A year later, a second body blow floored the estate. Always a great exporter, Fontanafredda had relied on its international success to keep itself stable. Unfortunately, 1929 saw the arrival of America’s Great Depression. This took away a huge customer base for Fontanafredda and the business started limping along.
Two years later, it was sold to the bank for just over 1 million lire. Control of the brand passed to the Gancia family and it appeared that Fontanafredda was dead in the water.

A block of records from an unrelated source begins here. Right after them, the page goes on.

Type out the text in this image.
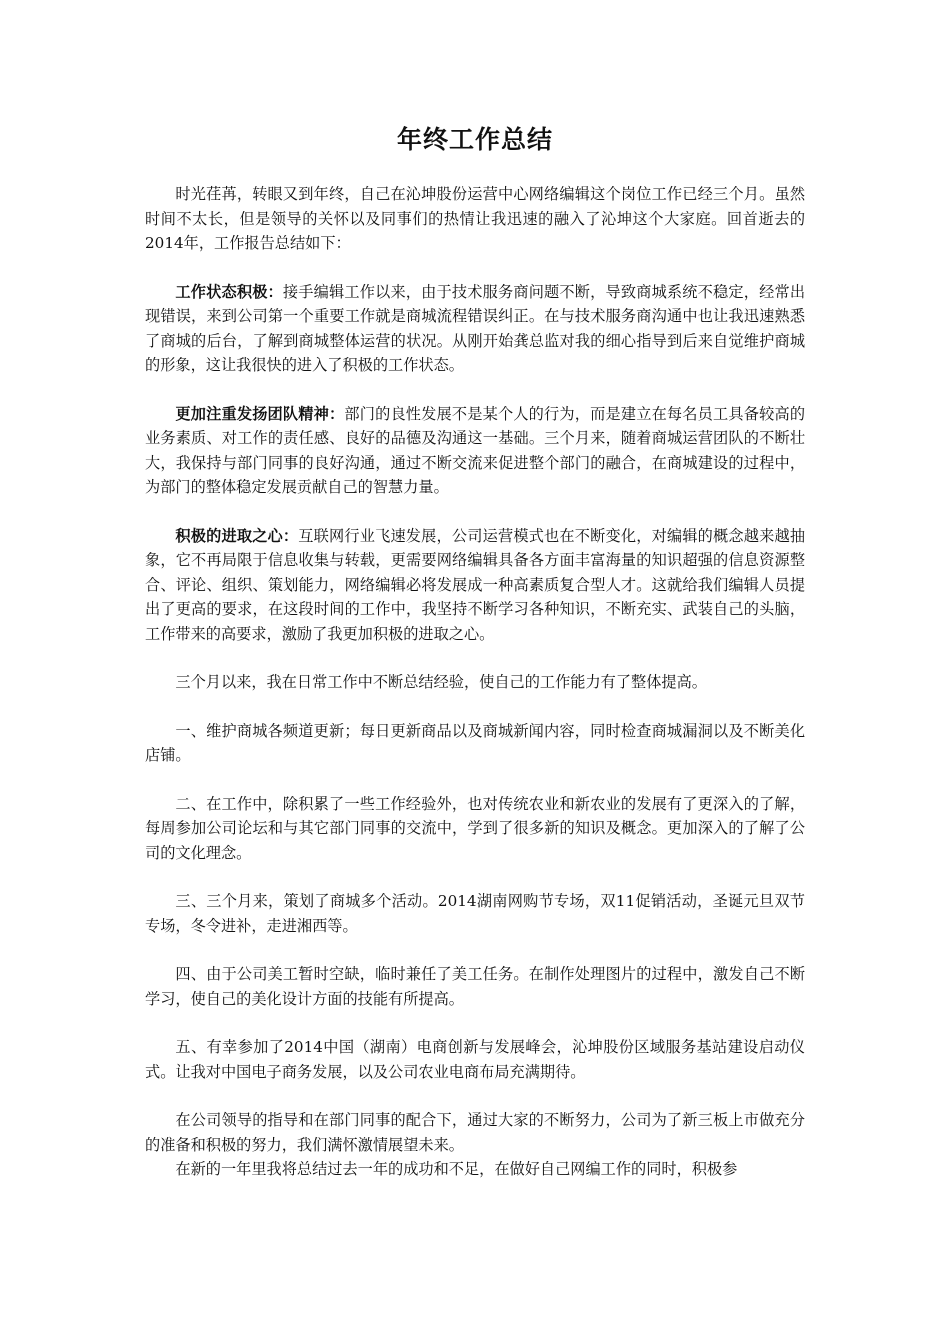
年终工作总结

时光荏苒，转眼又到年终，自己在沁坤股份运营中心网络编辑这个岗位工作已经三个月。虽然时间不太长，但是领导的关怀以及同事们的热情让我迅速的融入了沁坤这个大家庭。回首逝去的2014年，工作报告总结如下：

工作状态积极：接手编辑工作以来，由于技术服务商问题不断，导致商城系统不稳定，经常出现错误，来到公司第一个重要工作就是商城流程错误纠正。在与技术服务商沟通中也让我迅速熟悉了商城的后台，了解到商城整体运营的状况。从刚开始龚总监对我的细心指导到后来自觉维护商城的形象，这让我很快的进入了积极的工作状态。

更加注重发扬团队精神：部门的良性发展不是某个人的行为，而是建立在每名员工具备较高的业务素质、对工作的责任感、良好的品德及沟通这一基础。三个月来，随着商城运营团队的不断壮大，我保持与部门同事的良好沟通，通过不断交流来促进整个部门的融合，在商城建设的过程中，为部门的整体稳定发展贡献自己的智慧力量。

积极的进取之心：互联网行业飞速发展，公司运营模式也在不断变化，对编辑的概念越来越抽象，它不再局限于信息收集与转载，更需要网络编辑具备各方面丰富海量的知识超强的信息资源整合、评论、组织、策划能力，网络编辑必将发展成一种高素质复合型人才。这就给我们编辑人员提出了更高的要求，在这段时间的工作中，我坚持不断学习各种知识，不断充实、武装自己的头脑，工作带来的高要求，激励了我更加积极的进取之心。

三个月以来，我在日常工作中不断总结经验，使自己的工作能力有了整体提高。

一、维护商城各频道更新；每日更新商品以及商城新闻内容，同时检查商城漏洞以及不断美化店铺。

二、在工作中，除积累了一些工作经验外，也对传统农业和新农业的发展有了更深入的了解，每周参加公司论坛和与其它部门同事的交流中，学到了很多新的知识及概念。更加深入的了解了公司的文化理念。

三、三个月来，策划了商城多个活动。2014湖南网购节专场，双11促销活动，圣诞元旦双节专场，冬令进补，走进湘西等。

四、由于公司美工暂时空缺，临时兼任了美工任务。在制作处理图片的过程中，激发自己不断学习，使自己的美化设计方面的技能有所提高。

五、有幸参加了2014中国（湖南）电商创新与发展峰会，沁坤股份区域服务基站建设启动仪式。让我对中国电子商务发展，以及公司农业电商布局充满期待。

在公司领导的指导和在部门同事的配合下，通过大家的不断努力，公司为了新三板上市做充分的准备和积极的努力，我们满怀激情展望未来。

在新的一年里我将总结过去一年的成功和不足，在做好自己网编工作的同时，积极参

Over 70 years passed, the Fontanafredda struggling along without really making the waves that it had done previously. Then, something remarkable happened. The estate ended up back in the hands of the Piedmont natives who had worked so hard to build it into what it was. Suddenly, there were signs of life and Fontanafredda began producing again in full force.
This hard work culminated in the awarding of the prestigious “European Winery of the Year” award from Wine Enthusiast magazine in 2017.
Today, Fontanafredda is back at full strength. Now, let’s take a look at one of the wines that made it happen.
Fontanafredda Alta Langa Gatinera Brut Nature 2008
The Fontanafredda Alta Langa Gatinera Brut Nature 2008 is a beautiful sparkling white that is as far removed from the Barolo that the company built its name on as it is possible to get.
With stunningly fine bubbles, the wine has a golden colouring with just the occasional hint of green swimming between the fizz.
Bring it to the nose and you’ll immediately spot some fresh, fruity flavours. White fruits, such as pear and peach, make up the strongest notes in the bouquet. However, you’ll also notice fresh bread and toasted fruits too.
It has a stunningly fresh flavour too, with its acidity giving anybody who drinks it a nice kick. The persistent aftertaste is a pleasure to experience, as it combines spiciness with a touch of sweetness.